The great thing about loaded interview questions is that once you identify them and the pitfalls they present, you will be able to answer them better than your competition.
The Purpose of Loaded Interview Questions
For this specific blog, loaded interview questions are those questions that can be very problematic to answer. Some loaded interview questions are extremely vague, some require the interviewee to choose between equally unsuitable answers, and others open the door for the interviewee to provide a negative response.
Remember: When answering loaded interview questions, a skilled interviewer will be comfortable with silence. Identify this when answering and know when to stop talking. Many an interview can run off the rails when an interviewee throws in a last, disastrous thought because they felt compelled to keep talking!
Three Loaded Interview Questions to Watch Out for
If you were promoted to your former boss’s position, what would you do differently?
If you haven’t heard, never badmouth your former boss or co-workers. This question invites the interviewee to unload on a former boss’s mistakes, weaknesses, or peccadillos.

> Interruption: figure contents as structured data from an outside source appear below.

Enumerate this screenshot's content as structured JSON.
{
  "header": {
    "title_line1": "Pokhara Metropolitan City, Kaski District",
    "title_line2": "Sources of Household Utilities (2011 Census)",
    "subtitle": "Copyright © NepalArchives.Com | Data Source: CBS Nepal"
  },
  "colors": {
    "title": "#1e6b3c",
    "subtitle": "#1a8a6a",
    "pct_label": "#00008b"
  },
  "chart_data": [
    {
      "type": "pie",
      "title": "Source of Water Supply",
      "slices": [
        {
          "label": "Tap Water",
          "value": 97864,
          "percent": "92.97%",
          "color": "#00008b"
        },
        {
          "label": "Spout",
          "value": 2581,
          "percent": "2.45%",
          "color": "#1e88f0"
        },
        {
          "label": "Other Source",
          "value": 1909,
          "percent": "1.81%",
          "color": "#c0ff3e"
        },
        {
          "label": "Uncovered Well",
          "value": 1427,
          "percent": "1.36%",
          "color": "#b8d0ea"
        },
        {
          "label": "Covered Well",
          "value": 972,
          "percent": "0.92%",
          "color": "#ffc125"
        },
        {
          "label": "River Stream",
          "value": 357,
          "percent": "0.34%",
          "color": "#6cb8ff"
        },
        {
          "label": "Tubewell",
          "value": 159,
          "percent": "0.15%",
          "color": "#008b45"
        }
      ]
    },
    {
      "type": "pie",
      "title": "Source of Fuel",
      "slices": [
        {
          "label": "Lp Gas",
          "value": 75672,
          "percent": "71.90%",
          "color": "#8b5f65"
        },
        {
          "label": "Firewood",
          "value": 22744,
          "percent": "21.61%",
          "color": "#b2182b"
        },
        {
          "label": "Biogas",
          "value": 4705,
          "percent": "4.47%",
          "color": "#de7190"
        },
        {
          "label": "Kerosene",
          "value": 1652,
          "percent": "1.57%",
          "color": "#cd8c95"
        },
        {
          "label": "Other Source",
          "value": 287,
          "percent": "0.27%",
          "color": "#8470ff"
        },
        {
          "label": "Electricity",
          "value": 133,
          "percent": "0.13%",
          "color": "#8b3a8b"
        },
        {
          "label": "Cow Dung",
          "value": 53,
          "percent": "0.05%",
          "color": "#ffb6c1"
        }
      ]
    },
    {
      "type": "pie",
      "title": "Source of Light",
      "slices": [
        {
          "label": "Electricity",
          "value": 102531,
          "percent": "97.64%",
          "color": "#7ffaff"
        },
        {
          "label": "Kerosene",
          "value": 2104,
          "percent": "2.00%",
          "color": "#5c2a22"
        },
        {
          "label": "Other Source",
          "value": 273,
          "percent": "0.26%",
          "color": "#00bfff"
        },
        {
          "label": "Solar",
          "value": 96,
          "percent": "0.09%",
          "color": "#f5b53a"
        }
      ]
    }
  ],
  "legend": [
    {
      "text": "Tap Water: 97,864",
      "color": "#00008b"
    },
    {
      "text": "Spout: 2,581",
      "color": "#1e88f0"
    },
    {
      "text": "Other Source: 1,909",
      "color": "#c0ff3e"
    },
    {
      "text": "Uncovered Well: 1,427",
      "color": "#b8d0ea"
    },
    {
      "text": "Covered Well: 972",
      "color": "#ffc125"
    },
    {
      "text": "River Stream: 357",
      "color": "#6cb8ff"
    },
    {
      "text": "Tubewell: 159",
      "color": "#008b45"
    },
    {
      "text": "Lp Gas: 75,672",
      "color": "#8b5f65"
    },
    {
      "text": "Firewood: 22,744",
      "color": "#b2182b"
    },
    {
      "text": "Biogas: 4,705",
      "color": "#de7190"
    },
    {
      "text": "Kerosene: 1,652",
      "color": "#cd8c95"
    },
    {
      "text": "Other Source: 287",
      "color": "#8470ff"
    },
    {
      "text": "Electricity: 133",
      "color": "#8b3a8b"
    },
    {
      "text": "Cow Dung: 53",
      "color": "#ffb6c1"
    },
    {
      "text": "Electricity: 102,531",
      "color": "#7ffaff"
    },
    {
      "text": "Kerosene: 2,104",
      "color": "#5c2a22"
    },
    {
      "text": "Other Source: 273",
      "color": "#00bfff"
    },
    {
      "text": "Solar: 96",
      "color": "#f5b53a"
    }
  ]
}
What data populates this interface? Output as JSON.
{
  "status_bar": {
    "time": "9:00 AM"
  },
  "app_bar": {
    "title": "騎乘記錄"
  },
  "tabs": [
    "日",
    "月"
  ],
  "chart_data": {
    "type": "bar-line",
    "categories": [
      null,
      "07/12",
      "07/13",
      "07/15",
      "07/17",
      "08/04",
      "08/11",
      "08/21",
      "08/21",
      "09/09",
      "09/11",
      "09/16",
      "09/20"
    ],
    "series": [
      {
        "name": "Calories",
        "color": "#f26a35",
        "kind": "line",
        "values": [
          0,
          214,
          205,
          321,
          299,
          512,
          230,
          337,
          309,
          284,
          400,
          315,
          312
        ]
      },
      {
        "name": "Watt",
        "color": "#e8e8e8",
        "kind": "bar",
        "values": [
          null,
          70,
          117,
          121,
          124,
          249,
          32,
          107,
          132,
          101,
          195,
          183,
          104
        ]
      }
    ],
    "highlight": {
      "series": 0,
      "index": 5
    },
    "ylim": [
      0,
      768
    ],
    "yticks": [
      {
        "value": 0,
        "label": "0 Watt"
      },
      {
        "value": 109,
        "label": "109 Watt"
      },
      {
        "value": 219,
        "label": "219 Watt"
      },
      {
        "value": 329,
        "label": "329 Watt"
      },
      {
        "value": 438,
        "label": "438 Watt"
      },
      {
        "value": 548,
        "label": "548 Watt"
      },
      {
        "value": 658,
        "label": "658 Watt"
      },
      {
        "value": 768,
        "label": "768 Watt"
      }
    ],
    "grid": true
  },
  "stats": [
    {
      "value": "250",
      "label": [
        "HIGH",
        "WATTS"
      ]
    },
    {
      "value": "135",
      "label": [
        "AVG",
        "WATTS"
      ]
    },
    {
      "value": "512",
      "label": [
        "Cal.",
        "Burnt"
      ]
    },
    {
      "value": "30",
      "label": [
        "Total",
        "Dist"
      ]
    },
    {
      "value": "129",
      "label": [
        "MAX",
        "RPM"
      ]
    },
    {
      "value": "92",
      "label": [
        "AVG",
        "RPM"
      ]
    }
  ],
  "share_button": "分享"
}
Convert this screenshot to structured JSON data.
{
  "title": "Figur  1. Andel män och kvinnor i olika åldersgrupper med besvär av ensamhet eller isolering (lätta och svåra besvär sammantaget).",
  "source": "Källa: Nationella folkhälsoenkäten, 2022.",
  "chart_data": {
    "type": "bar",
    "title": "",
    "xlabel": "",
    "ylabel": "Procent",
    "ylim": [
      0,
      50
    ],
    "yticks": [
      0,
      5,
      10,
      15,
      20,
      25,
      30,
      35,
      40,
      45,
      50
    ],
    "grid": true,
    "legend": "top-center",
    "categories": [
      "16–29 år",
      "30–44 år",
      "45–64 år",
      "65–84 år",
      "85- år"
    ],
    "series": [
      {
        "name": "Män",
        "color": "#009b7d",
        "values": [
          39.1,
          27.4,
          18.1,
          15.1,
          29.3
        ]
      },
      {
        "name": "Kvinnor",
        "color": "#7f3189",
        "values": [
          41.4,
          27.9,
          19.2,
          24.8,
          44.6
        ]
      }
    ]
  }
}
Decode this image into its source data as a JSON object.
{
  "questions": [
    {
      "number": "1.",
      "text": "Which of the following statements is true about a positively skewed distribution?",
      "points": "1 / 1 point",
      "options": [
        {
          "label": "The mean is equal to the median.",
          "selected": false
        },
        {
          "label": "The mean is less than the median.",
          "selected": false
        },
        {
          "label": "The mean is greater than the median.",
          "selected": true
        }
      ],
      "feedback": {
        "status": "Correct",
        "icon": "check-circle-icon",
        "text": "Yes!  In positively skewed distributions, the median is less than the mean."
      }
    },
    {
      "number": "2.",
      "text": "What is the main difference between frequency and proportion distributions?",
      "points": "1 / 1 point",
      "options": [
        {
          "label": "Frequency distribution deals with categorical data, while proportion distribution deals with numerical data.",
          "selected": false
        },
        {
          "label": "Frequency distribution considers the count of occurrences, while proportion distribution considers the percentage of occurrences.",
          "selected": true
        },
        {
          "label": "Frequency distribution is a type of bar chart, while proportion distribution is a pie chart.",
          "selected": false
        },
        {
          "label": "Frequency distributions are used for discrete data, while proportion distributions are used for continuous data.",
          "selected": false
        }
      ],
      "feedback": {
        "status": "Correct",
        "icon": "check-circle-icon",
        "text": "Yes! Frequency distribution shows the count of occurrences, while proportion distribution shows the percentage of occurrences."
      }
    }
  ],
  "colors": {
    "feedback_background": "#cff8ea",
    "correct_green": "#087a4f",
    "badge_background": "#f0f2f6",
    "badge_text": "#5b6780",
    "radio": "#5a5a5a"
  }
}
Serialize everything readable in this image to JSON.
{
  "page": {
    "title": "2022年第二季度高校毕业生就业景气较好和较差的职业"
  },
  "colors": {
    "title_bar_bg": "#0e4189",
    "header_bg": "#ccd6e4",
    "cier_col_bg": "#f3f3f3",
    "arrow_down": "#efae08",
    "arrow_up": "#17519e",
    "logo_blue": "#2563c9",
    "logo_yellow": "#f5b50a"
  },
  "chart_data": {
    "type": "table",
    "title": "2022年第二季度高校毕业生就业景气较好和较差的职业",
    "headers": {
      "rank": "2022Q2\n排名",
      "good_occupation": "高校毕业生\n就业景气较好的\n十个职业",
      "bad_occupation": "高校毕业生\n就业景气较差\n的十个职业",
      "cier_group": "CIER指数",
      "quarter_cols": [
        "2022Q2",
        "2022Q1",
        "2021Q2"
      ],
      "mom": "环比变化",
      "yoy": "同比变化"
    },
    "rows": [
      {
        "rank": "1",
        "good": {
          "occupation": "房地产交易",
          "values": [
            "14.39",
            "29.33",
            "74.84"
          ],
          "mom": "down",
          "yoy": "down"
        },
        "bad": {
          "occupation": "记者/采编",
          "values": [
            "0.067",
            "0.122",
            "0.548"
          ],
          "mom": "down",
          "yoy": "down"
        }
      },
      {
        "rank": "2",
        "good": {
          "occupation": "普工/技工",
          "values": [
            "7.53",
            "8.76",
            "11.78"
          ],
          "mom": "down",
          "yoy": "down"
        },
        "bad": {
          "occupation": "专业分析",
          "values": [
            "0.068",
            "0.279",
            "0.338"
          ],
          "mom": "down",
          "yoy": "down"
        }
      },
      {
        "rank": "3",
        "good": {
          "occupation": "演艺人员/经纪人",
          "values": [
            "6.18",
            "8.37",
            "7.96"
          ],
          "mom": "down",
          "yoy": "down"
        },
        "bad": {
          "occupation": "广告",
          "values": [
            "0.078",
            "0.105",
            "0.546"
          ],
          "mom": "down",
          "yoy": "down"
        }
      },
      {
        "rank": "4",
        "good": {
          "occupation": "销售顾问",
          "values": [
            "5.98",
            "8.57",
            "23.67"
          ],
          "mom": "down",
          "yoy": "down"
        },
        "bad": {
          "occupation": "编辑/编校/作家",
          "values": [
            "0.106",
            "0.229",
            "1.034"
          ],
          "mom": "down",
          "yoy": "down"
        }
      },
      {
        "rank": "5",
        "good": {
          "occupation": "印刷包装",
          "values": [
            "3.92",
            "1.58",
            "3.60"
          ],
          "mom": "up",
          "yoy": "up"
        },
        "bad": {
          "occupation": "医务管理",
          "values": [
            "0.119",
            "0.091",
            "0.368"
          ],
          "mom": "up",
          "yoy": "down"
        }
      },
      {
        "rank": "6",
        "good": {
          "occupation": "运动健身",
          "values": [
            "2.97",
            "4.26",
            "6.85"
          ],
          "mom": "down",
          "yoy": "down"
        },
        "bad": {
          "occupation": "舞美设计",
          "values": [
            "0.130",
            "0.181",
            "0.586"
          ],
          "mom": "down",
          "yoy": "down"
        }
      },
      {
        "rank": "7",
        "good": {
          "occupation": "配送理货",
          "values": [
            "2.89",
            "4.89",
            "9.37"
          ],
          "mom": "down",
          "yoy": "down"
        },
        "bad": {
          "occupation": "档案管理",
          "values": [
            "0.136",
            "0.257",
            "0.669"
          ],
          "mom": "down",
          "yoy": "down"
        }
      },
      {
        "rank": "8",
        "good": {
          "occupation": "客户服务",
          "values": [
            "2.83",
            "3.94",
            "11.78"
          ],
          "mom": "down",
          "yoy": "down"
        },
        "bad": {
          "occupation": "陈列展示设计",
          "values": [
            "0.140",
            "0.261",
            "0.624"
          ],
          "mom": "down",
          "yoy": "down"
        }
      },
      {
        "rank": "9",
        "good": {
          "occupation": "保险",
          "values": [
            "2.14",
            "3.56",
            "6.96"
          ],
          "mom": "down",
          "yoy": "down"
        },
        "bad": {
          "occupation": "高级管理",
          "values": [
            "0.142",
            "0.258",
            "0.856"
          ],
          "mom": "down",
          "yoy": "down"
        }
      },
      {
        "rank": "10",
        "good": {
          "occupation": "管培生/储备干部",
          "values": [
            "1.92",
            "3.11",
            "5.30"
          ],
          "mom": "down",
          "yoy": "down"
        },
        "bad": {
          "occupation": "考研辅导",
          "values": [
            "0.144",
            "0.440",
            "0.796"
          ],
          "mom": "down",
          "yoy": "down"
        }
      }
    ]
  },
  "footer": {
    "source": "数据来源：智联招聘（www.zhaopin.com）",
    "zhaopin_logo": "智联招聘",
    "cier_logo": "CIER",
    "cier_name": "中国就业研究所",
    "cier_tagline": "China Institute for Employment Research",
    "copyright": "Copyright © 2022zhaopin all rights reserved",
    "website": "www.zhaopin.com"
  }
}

In order to answer the question with success, choose stylistic differences you may have with your former boss. State them in a non-emotional way. For instance, you might answer that you may write a weekly newsletter about corporate news because, as an employee, you enjoyed learning what was in the potential work pipeline.
After you explain, you may want to share how positive the experiences were with former bosses and how you learned a great deal in your tenure.
In your opinion, what was the worst aspect of your last job?
(See previous answer.) This question provides you the latitude to criticize the company (versus the boss). It’s a common question and deservedly so, because it might provide insight as to why you are looking for a new job. This is the perfect question to answer with the sandwich feedback model. The meat of the sandwich is the reason for politely informing the interviewer of an aspect of the previous job you found less than fulfilling. The upper and lower bread of the sandwich are positive comments about the job.
Here is an example of the sandwich feedback model. Top piece of bread: “I learned an incredible amount in my last position.” Meat: “But, I am ready for additional responsibility and an expansion of my current skills.” Bottom piece of bread: “I met many talented people in my last position; I will certainly miss them.”
Provide an example of a project in which you were involved that fell short
Do not allow yourself to cast blame on clients, co-workers, or unforeseen circumstances. The interviewer wants to know your understanding of the project, your involvement in why or how the project fell short of expectations, and what and how you learned from the experience.
Past Performance Is an Indicator of Future Behavior
Everyone has likely heard this mantra. Many believe it is not necessarily true because human behavior is so complex. Regardless, always interview with the understanding that interviewers who see you bad-mouth a boss, cast aspersions on co-workers, or play victim concerning your last job, may believe you could treat them the same way if they hire you.
If you can identify and successfully answer loaded interview questions, you have a leg up on your competition.